From ArchWiki
Jump to: navigation, search

Speech rate and sample rate

It is exceedingly difficult to find a native means for festival to alter pitch and rate of speech; their own documentation makes the absurd assertion that learning Scheme is no harder than the emacs the developers we are all apparently using. This unsourced, unexplained, Japanese how-to actually shows some specific variables to set, but I have not been able to prove that they work (the code demonstrated on the site does nothing for HTS voices at least).

Anyway, on to my point. One of the ways recommended to set the rate of speech is by adjusting the sample rate in Audio_Command. This is usually suggested for aplay; with paplay I had some trouble. It only works in RAW mode to begin with, the speed of speech is multiplied by the number of channels, and the quality of audio is divided by the number of channels.

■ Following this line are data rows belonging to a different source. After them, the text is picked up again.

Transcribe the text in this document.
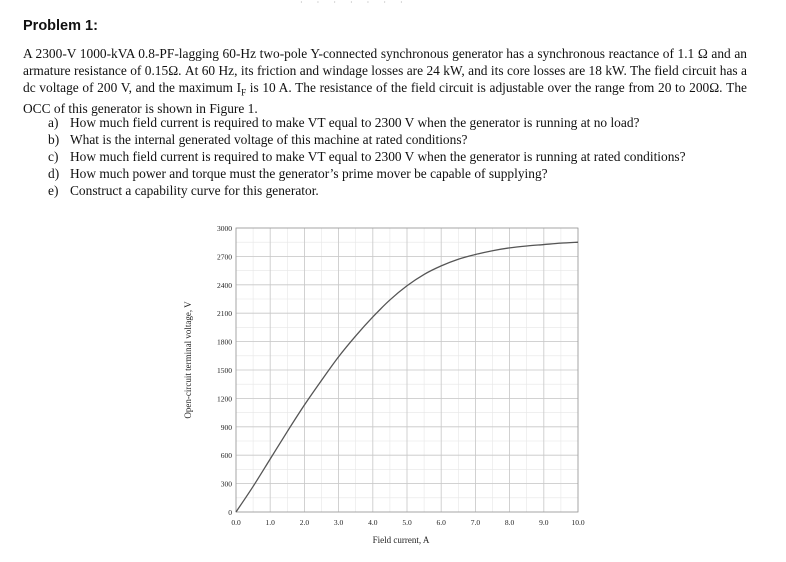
· · · · · · ·
Problem 1:
A 2300-V 1000-kVA 0.8-PF-lagging 60-Hz two-pole Y-connected synchronous generator has a synchronous reactance of 1.1 Ω and an armature resistance of 0.15Ω. At 60 Hz, its friction and windage losses are 24 kW, and its core losses are 18 kW. The field circuit has a dc voltage of 200 V, and the maximum $I_F$ is 10 A. The resistance of the field circuit is adjustable over the range from 20 to 200Ω. The OCC of this generator is shown in Figure 1.
a) How much field current is required to make VT equal to 2300 V when the generator is running at no load?
b) What is the internal generated voltage of this machine at rated conditions?
c) How much field current is required to make VT equal to 2300 V when the generator is running at rated conditions?
d) How much power and torque must the generator’s prime mover be capable of supplying?
e) Construct a capability curve for this generator.
0.0	1.0	2.0	3.0	4.0	5.0	6.0	7.0	8.0	9.0	10.0
0
300
600
900
1200
1500
1800
2100
2400
2700
3000
Open-circuit terminal voltage, V
Field current, A
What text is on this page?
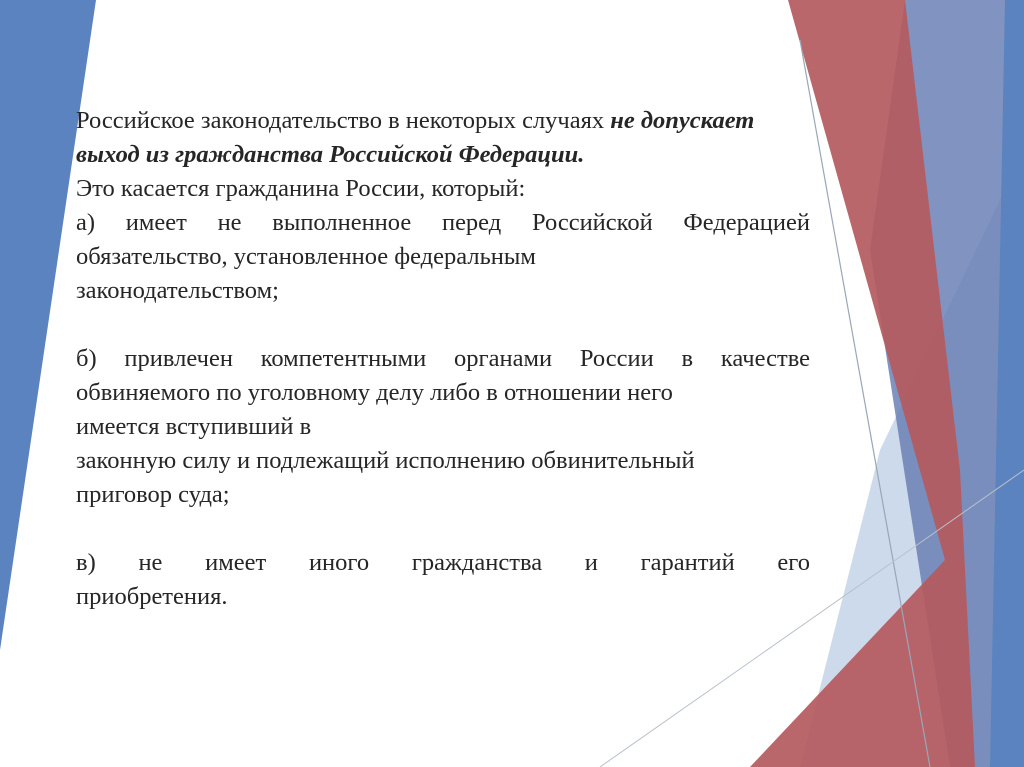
Российское законодательство в некоторых случаях не допускает выход из гражданства Российской Федерации.

Это касается гражданина России, который:

а) имеет не выполненное перед Российской Федерацией обязательство, установленное федеральным

законодательством;

б) привлечен компетентными органами России в качестве обвиняемого по уголовному делу либо в отношении него

имеется вступивший в

законную силу и подлежащий исполнению обвинительный

приговор суда;

в) не имеет иного гражданства и гарантий его

приобретения.
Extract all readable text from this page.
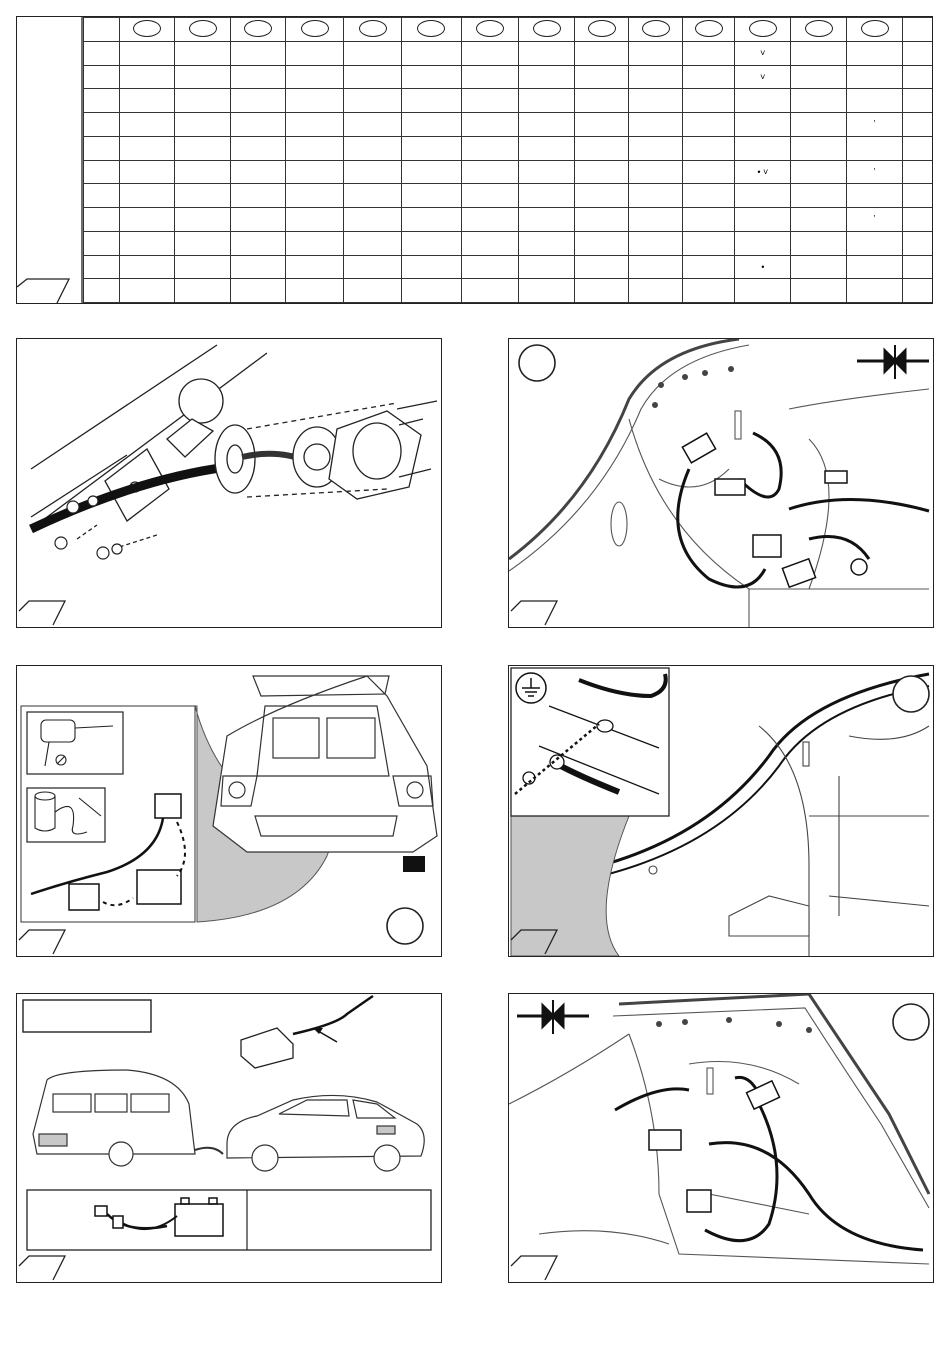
												˅			
												˅			

														ʼ	

												• ˅		ʼ	

														ʼ	

												•			
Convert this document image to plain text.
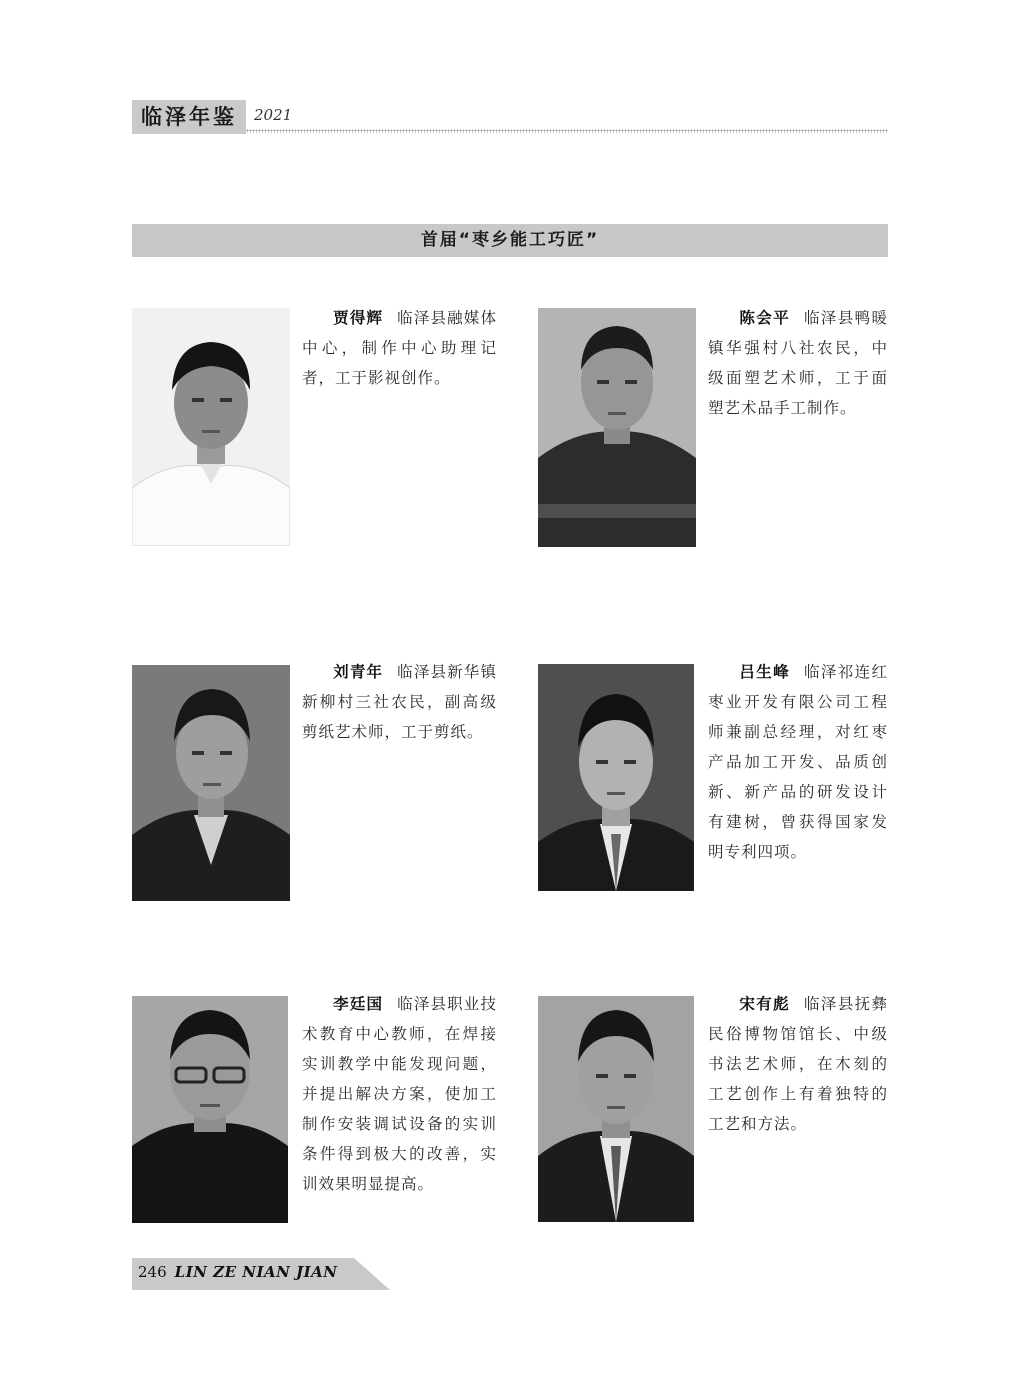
临泽年鉴	2021
首届“枣乡能工巧匠”

贾得辉 临泽县融媒体中心，制作中心助理记者，工于影视创作。

陈会平 临泽县鸭暖镇华强村八社农民，中级面塑艺术师，工于面塑艺术品手工制作。

刘青年 临泽县新华镇新柳村三社农民，副高级剪纸艺术师，工于剪纸。

吕生峰 临泽祁连红枣业开发有限公司工程师兼副总经理，对红枣产品加工开发、品质创新、新产品的研发设计有建树，曾获得国家发明专利四项。

李廷国 临泽县职业技术教育中心教师，在焊接实训教学中能发现问题，并提出解决方案，使加工制作安装调试设备的实训条件得到极大的改善，实训效果明显提高。

宋有彪 临泽县抚彝民俗博物馆馆长、中级书法艺术师，在木刻的工艺创作上有着独特的工艺和方法。

246 LIN ZE NIAN JIAN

I suggest to use either a single channel such as 'center' (on surround) or 'mono' for festival output.

Example ~/.festival.rc:

(set! voice_default voice_nitech_us_clb_arctic_hts)
(Parameter.set 'Audio_Required_Format 'raw)
(Parameter.set 'Audio_Method 'Audio_Command)
(Parameter.set 'Audio_Command "paplay --volume=$((65536*65/100)) --raw --rate=17000 --channels=1 --channel-map=center $FILE --client-name=Festival --stream-name=Speech")